Dave menutup dokumennya perlahan, lalu menyandarkan tubuhnya ke kursi roda. “Kirim saja Pak Wen untuk membeli apa pun yang kau butuhkan.”

Ana menghela napas panjang. “Aku ingin memilih sendiri.”

Dave mengernyit.

“Sejak kapan kau punya hak untuk menawar keputusanku?”

Ana menatapnya dengan ekspresi frustrasi.

“Aku hanya ingin keluar sebentar. Aku tidak akan lama.”

Tapi Dave tetap menolak.

“Tidak.”

Ana mengeraskan rahangnya.

“Aku bukan tahanan di rumah ini, Dave.” Geram Ana yang ingin sekali menendang wajah Dave.

Dave menatapnya tajam. “Kau istriku. Dan aku tidak suka jika istriku berkeliaran sendirian.”

Ana tertawa sinis. “Berkeliaran? Aku hanya mau ke toko! Aku tidak akan kabur.”

Dave terdiam sesaat, lalu berkata dengan nada dingin, “Bukan berarti aku percaya padamu.”

Perkataan itu menusuk Ana.

Ana menggertakkan giginya, lalu mengalihkan pandangan.

“Kalau begitu, aku akan pergi sendiri.”

Ia berbalik dan melangkah menuju pintu.

Tapi belum sempat ia menyentuh gagang pintu, suara Dave terdengar lagi.

“Coba saja kau berani melangkah keluar dari rumah ini.”

Ana berhenti sejenak, merasakan emosi membakar dadanya.

Tanpa menjawab, ia tetap membuka pintu dan keluar.

Dave menatap punggung Ana yang menghilang di balik pintu.
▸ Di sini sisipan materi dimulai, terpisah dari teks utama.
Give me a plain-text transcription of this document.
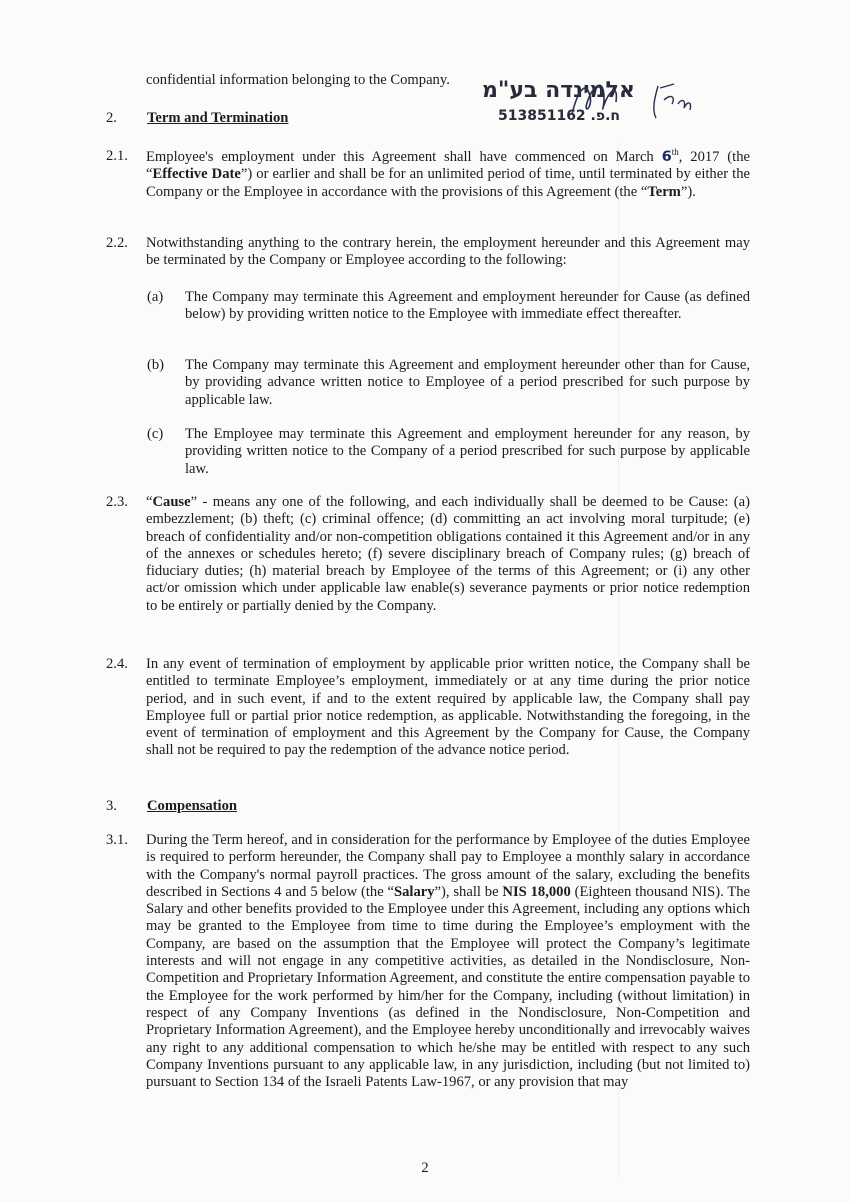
confidential information belonging to the Company.	אלמינדה בע"מ
ח.פ. 513851162
2. Term and Termination
2.1. Employee's employment under this Agreement shall have commenced on March 6th, 2017 (the “Effective Date”) or earlier and shall be for an unlimited period of time, until terminated by either the Company or the Employee in accordance with the provisions of this Agreement (the “Term”).
2.2. Notwithstanding anything to the contrary herein, the employment hereunder and this Agreement may be terminated by the Company or Employee according to the following:
(a) The Company may terminate this Agreement and employment hereunder for Cause (as defined below) by providing written notice to the Employee with immediate effect thereafter.
(b) The Company may terminate this Agreement and employment hereunder other than for Cause, by providing advance written notice to Employee of a period prescribed for such purpose by applicable law.
(c) The Employee may terminate this Agreement and employment hereunder for any reason, by providing written notice to the Company of a period prescribed for such purpose by applicable law.
2.3. “Cause” - means any one of the following, and each individually shall be deemed to be Cause: (a) embezzlement; (b) theft; (c) criminal offence; (d) committing an act involving moral turpitude; (e) breach of confidentiality and/or non-competition obligations contained it this Agreement and/or in any of the annexes or schedules hereto; (f) severe disciplinary breach of Company rules; (g) breach of fiduciary duties; (h) material breach by Employee of the terms of this Agreement; or (i) any other act/or omission which under applicable law enable(s) severance payments or prior notice redemption to be entirely or partially denied by the Company.
2.4. In any event of termination of employment by applicable prior written notice, the Company shall be entitled to terminate Employee’s employment, immediately or at any time during the prior notice period, and in such event, if and to the extent required by applicable law, the Company shall pay Employee full or partial prior notice redemption, as applicable. Notwithstanding the foregoing, in the event of termination of employment and this Agreement by the Company for Cause, the Company shall not be required to pay the redemption of the advance notice period.
3. Compensation
3.1. During the Term hereof, and in consideration for the performance by Employee of the duties Employee is required to perform hereunder, the Company shall pay to Employee a monthly salary in accordance with the Company's normal payroll practices. The gross amount of the salary, excluding the benefits described in Sections 4 and 5 below (the “Salary”), shall be NIS 18,000 (Eighteen thousand NIS). The Salary and other benefits provided to the Employee under this Agreement, including any options which may be granted to the Employee from time to time during the Employee’s employment with the Company, are based on the assumption that the Employee will protect the Company’s legitimate interests and will not engage in any competitive activities, as detailed in the Nondisclosure, Non-Competition and Proprietary Information Agreement, and constitute the entire compensation payable to the Employee for the work performed by him/her for the Company, including (without limitation) in respect of any Company Inventions (as defined in the Nondisclosure, Non-Competition and Proprietary Information Agreement), and the Employee hereby unconditionally and irrevocably waives any right to any additional compensation to which he/she may be entitled with respect to any such Company Inventions pursuant to any applicable law, in any jurisdiction, including (but not limited to) pursuant to Section 134 of the Israeli Patents Law-1967, or any provision that may
2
Tangannya menggenggam lengan kursi rodanya erat.

Ia sangat tidak suka ini.

Dan ia tidak akan membiarkan Ana terus menentangnya.

___

Menjelang siang, Ana memutuskan untuk pulang. Saat Ana memasuki rumah, ia membawa boneka besar yang cukup mencolok. Boneka itu hampir seukuran tubuhnya, dengan pakaian cerah dan senyuman yang aneh.
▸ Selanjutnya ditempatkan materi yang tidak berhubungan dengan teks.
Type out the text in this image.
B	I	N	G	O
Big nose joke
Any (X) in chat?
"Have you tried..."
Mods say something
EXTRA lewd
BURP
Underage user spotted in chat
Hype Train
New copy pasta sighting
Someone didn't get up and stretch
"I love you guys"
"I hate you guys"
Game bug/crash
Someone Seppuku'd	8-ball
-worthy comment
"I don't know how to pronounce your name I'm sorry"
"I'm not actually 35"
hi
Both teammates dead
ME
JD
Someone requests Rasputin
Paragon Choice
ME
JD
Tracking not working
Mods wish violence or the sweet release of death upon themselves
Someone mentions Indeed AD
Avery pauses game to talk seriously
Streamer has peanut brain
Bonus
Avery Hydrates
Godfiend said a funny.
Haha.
Dave yang sedang duduk di kursi roda dan menunggu di ruang tamu, langsung menatapnya dengan heran. “Kenapa boneka sebesar itu?”
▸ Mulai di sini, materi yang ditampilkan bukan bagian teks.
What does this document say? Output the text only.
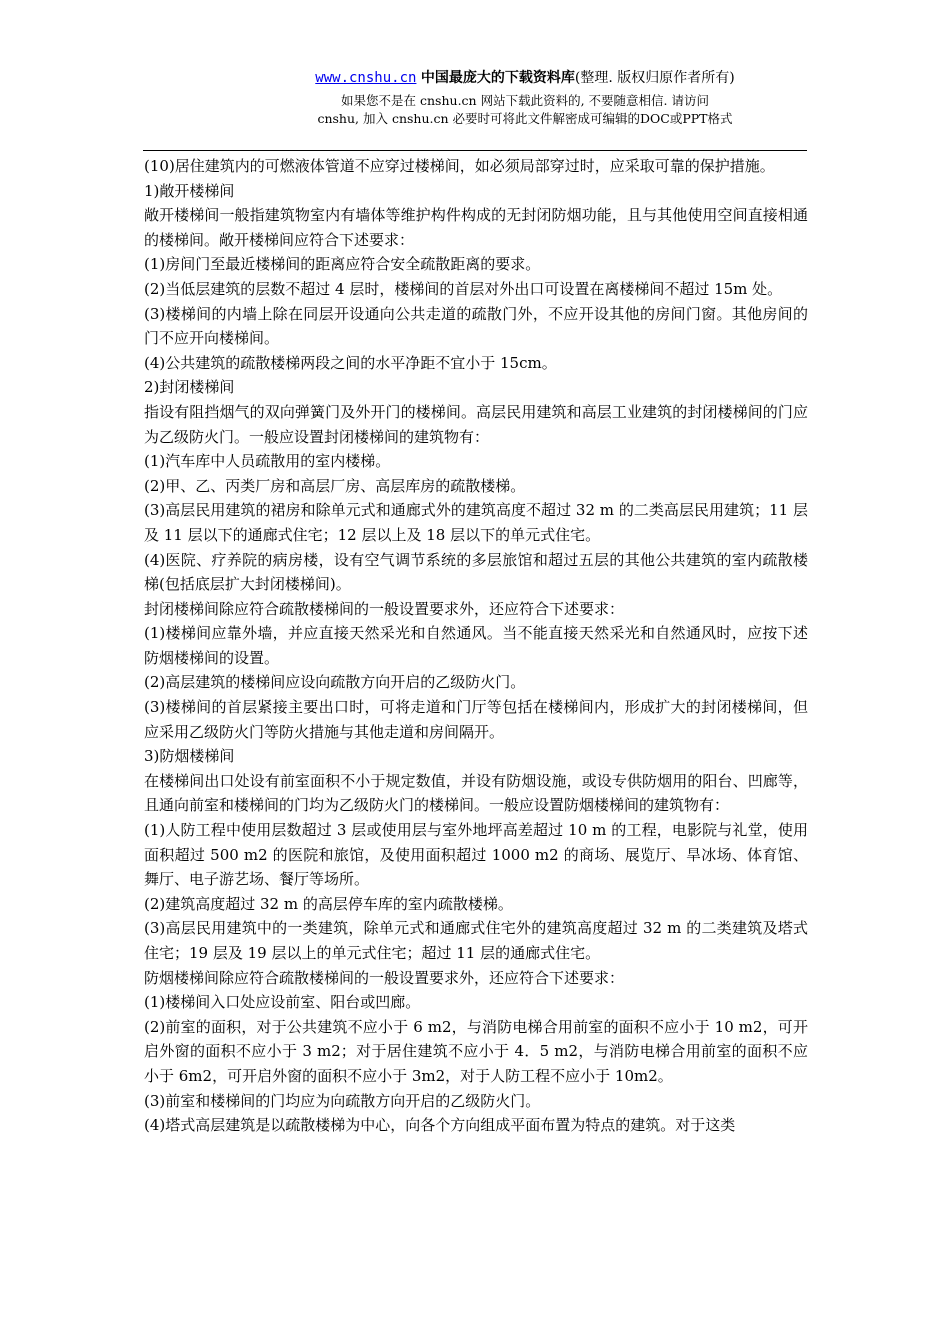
www.cnshu.cn 中国最庞大的下载资料库(整理. 版权归原作者所有)
如果您不是在 cnshu.cn 网站下载此资料的, 不要随意相信. 请访问
cnshu, 加入 cnshu.cn 必要时可将此文件解密成可编辑的DOC或PPT格式

(10)居住建筑内的可燃液体管道不应穿过楼梯间，如必须局部穿过时，应采取可靠的保护措施。

1)敞开楼梯间

敞开楼梯间一般指建筑物室内有墙体等维护构件构成的无封闭防烟功能，且与其他使用空间直接相通的楼梯间。敞开楼梯间应符合下述要求：

(1)房间门至最近楼梯间的距离应符合安全疏散距离的要求。

(2)当低层建筑的层数不超过 4 层时，楼梯间的首层对外出口可设置在离楼梯间不超过 15m 处。

(3)楼梯间的内墙上除在同层开设通向公共走道的疏散门外，不应开设其他的房间门窗。其他房间的门不应开向楼梯间。

(4)公共建筑的疏散楼梯两段之间的水平净距不宜小于 15cm。

2)封闭楼梯间

指设有阻挡烟气的双向弹簧门及外开门的楼梯间。高层民用建筑和高层工业建筑的封闭楼梯间的门应为乙级防火门。一般应设置封闭楼梯间的建筑物有：

(1)汽车库中人员疏散用的室内楼梯。

(2)甲、乙、丙类厂房和高层厂房、高层库房的疏散楼梯。

(3)高层民用建筑的裙房和除单元式和通廊式外的建筑高度不超过 32 m 的二类高层民用建筑；11 层及 11 层以下的通廊式住宅；12 层以上及 18 层以下的单元式住宅。

(4)医院、疗养院的病房楼，设有空气调节系统的多层旅馆和超过五层的其他公共建筑的室内疏散楼梯(包括底层扩大封闭楼梯间)。

封闭楼梯间除应符合疏散楼梯间的一般设置要求外，还应符合下述要求：

(1)楼梯间应靠外墙，并应直接天然采光和自然通风。当不能直接天然采光和自然通风时，应按下述防烟楼梯间的设置。

(2)高层建筑的楼梯间应设向疏散方向开启的乙级防火门。

(3)楼梯间的首层紧接主要出口时，可将走道和门厅等包括在楼梯间内，形成扩大的封闭楼梯间，但应采用乙级防火门等防火措施与其他走道和房间隔开。

3)防烟楼梯间

在楼梯间出口处设有前室面积不小于规定数值，并设有防烟设施，或设专供防烟用的阳台、凹廊等，且通向前室和楼梯间的门均为乙级防火门的楼梯间。一般应设置防烟楼梯间的建筑物有：

(1)人防工程中使用层数超过 3 层或使用层与室外地坪高差超过 10 m 的工程，电影院与礼堂，使用面积超过 500 m2 的医院和旅馆，及使用面积超过 1000 m2 的商场、展览厅、旱冰场、体育馆、舞厅、电子游艺场、餐厅等场所。

(2)建筑高度超过 32 m 的高层停车库的室内疏散楼梯。

(3)高层民用建筑中的一类建筑，除单元式和通廊式住宅外的建筑高度超过 32 m 的二类建筑及塔式住宅；19 层及 19 层以上的单元式住宅；超过 11 层的通廊式住宅。

防烟楼梯间除应符合疏散楼梯间的一般设置要求外，还应符合下述要求：

(1)楼梯间入口处应设前室、阳台或凹廊。

(2)前室的面积，对于公共建筑不应小于 6 m2，与消防电梯合用前室的面积不应小于 10 m2，可开启外窗的面积不应小于 3 m2；对于居住建筑不应小于 4．5 m2，与消防电梯合用前室的面积不应小于 6m2，可开启外窗的面积不应小于 3m2，对于人防工程不应小于 10m2。

(3)前室和楼梯间的门均应为向疏散方向开启的乙级防火门。

(4)塔式高层建筑是以疏散楼梯为中心，向各个方向组成平面布置为特点的建筑。对于这类
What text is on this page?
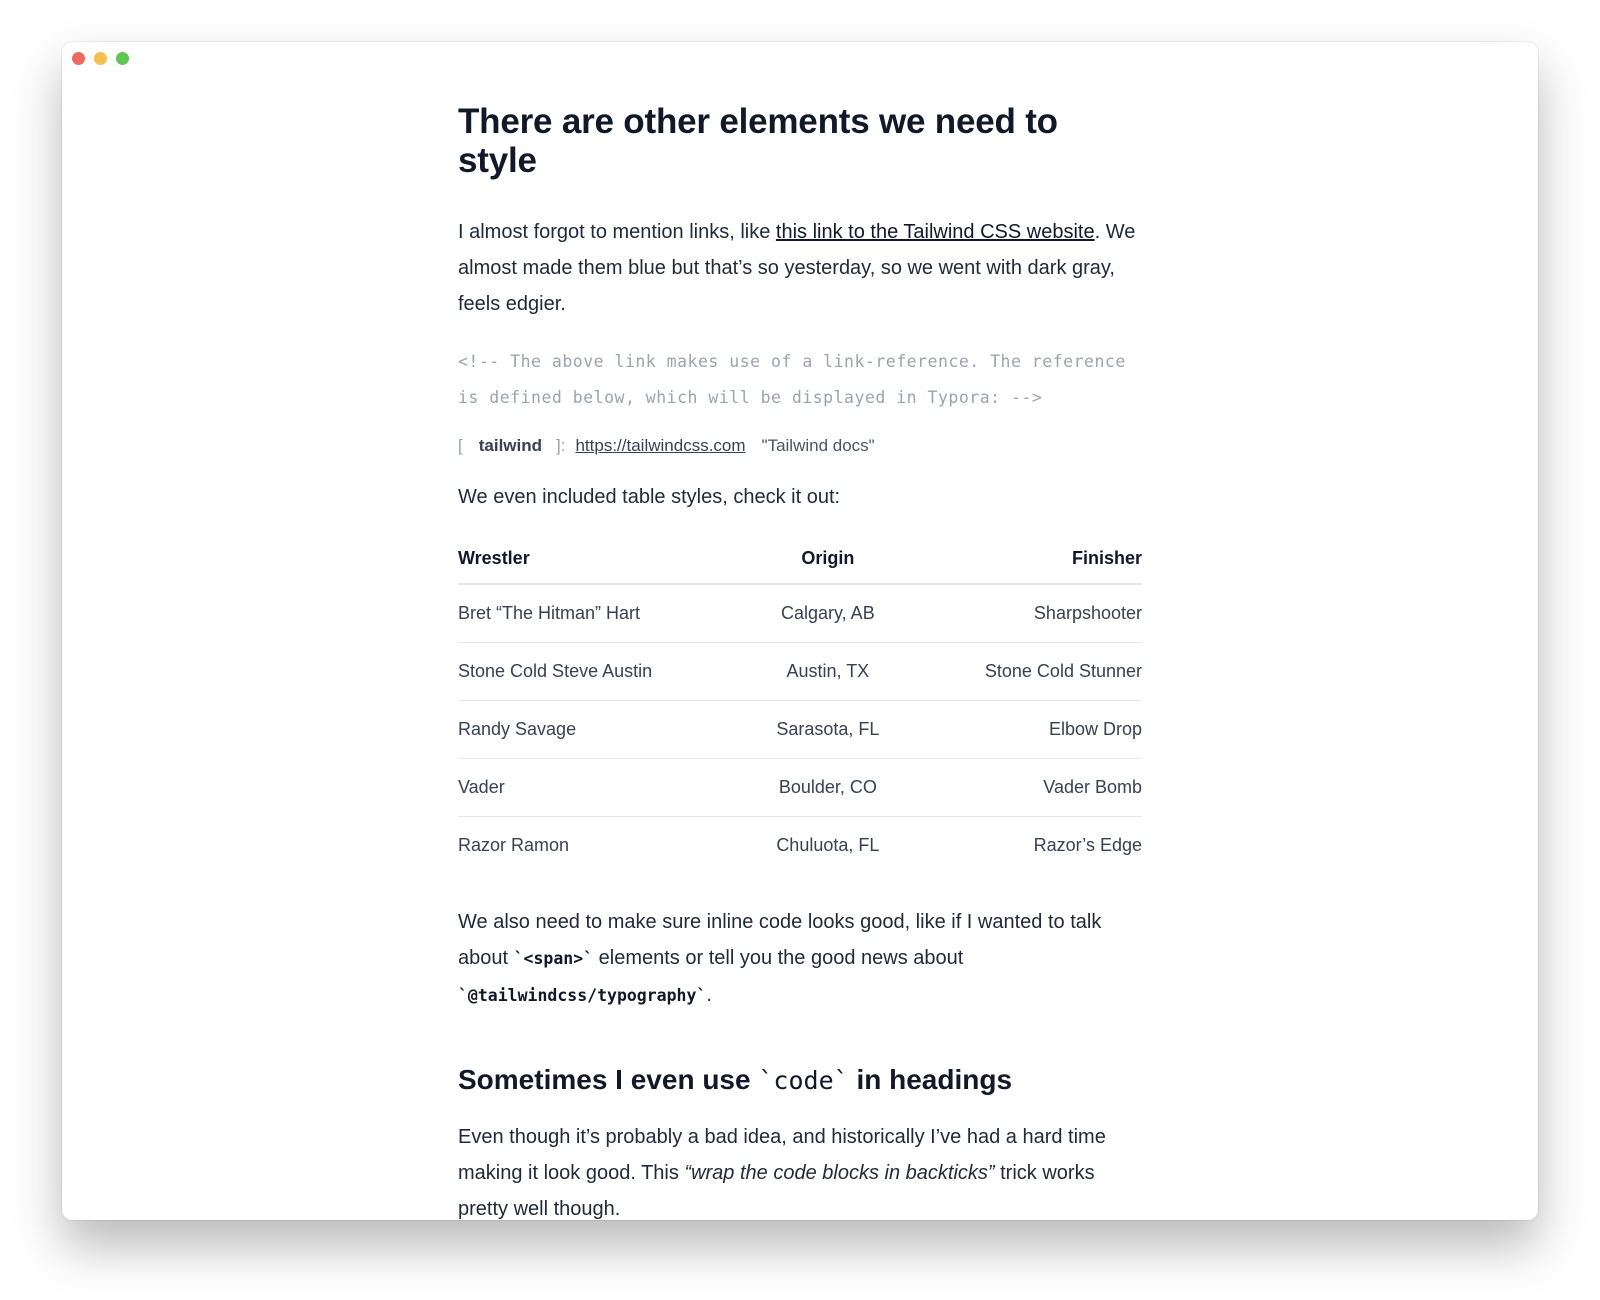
There are other elements we need to style

I almost forgot to mention links, like this link to the Tailwind CSS website. We almost made them blue but that’s so yesterday, so we went with dark gray, feels edgier.

<!-- The above link makes use of a link-reference. The reference is defined below, which will be displayed in Typora: -->
[ tailwind ]: https://tailwindcss.com "Tailwind docs"

We even included table styles, check it out:

Wrestler	Origin	Finisher
Bret “The Hitman” Hart	Calgary, AB	Sharpshooter
Stone Cold Steve Austin	Austin, TX	Stone Cold Stunner
Randy Savage	Sarasota, FL	Elbow Drop
Vader	Boulder, CO	Vader Bomb
Razor Ramon	Chuluota, FL	Razor’s Edge

We also need to make sure inline code looks good, like if I wanted to talk about `<span>` elements or tell you the good news about
`@tailwindcss/typography`.

Sometimes I even use `code` in headings

Even though it’s probably a bad idea, and historically I’ve had a hard time making it look good. This “wrap the code blocks in backticks” trick works pretty well though.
Ana meletakkan boneka itu dengan hati-hati di sudut ruangan sebelum menjawab, suaranya terdengar sedikit kesal dan bingung.

“Ini… impian masa kecilku,” katanya, sambil menatap boneka itu dengan tatapan jauh.

Dave terdiam sejenak, bingung mengapa Ana sampai membeli boneka sebesar itu. Ia berusaha memahami maksudnya, lalu bertanya lagi, “Impian masa kecilmu?”

Ana mengangguk pelan, “Iya, dulu aku ingin sekali memiliki boneka besar seperti ini. Tapi… ibu selalu lebih memprioritaskan Rani daripada aku.”

“Rani?” Dave mengerutkan dahi, merasa sedikit tidak paham.

Ana menghela napas, lalu duduk di sebelah boneka itu. Ia mulai menceritakan kisah masa kecilnya yang menyakitkan.

“Iya. Aku harus selalu mengalah dengan apa pun yang Rani inginkan. Bahkan pakaian yang aku kenakan, itu bekas darinya.” Ana menunduk, berusaha menahan air matanya. “Ibu selalu melarangku untuk membeli pakaian baru, dan aku harus puas dengan yang sudah tidak dipakai Rani.”

Dave menatap Ana dengan rasa iba yang mendalam. Ia merasa terkejut mendengar cerita itu.

Ana meneruskan ceritanya dengan suara sedikit gemetar, “Kadang, ketika aku menangis ingin sesuatu, ibu tetap tidak peduli. Semua keinginanku selalu dianggap tidak penting, karena aku bukan anak pertama.”

Perkataan itu menusuk hati Dave, ia bisa merasakan betapa sakitnya perasaan Ana yang selama ini selalu merasa terlupakan dan tidak pernah mendapat perhatian yang layak.

Ana terdiam sejenak, merasakan kenangan masa kecil yang pahit datang kembali.

“Jadi, boneka ini… mungkin terlihat bodoh, tapi… aku ingin memiliki sesuatu yang hanya untukku,” Ana berbicara pelan, “Sesekali aku ingin merasa diutamakan.”

Dave yang biasanya keras dan tidak banyak bicara kini terdiam. Ada sesuatu yang berubah dalam dirinya, perasaan yang sulit ia mengungkapkan.

Ia menatap Ana dengan pandangan lembut, dan berusaha untuk memahami lebih dalam.

“Aku… tidak tahu kalau itu terjadi padamu,” katanya akhirnya, “Tapi kau tidak perlu merasa seperti itu di sini. Aku akan usahakan untuk membuatmu merasa berbeda.”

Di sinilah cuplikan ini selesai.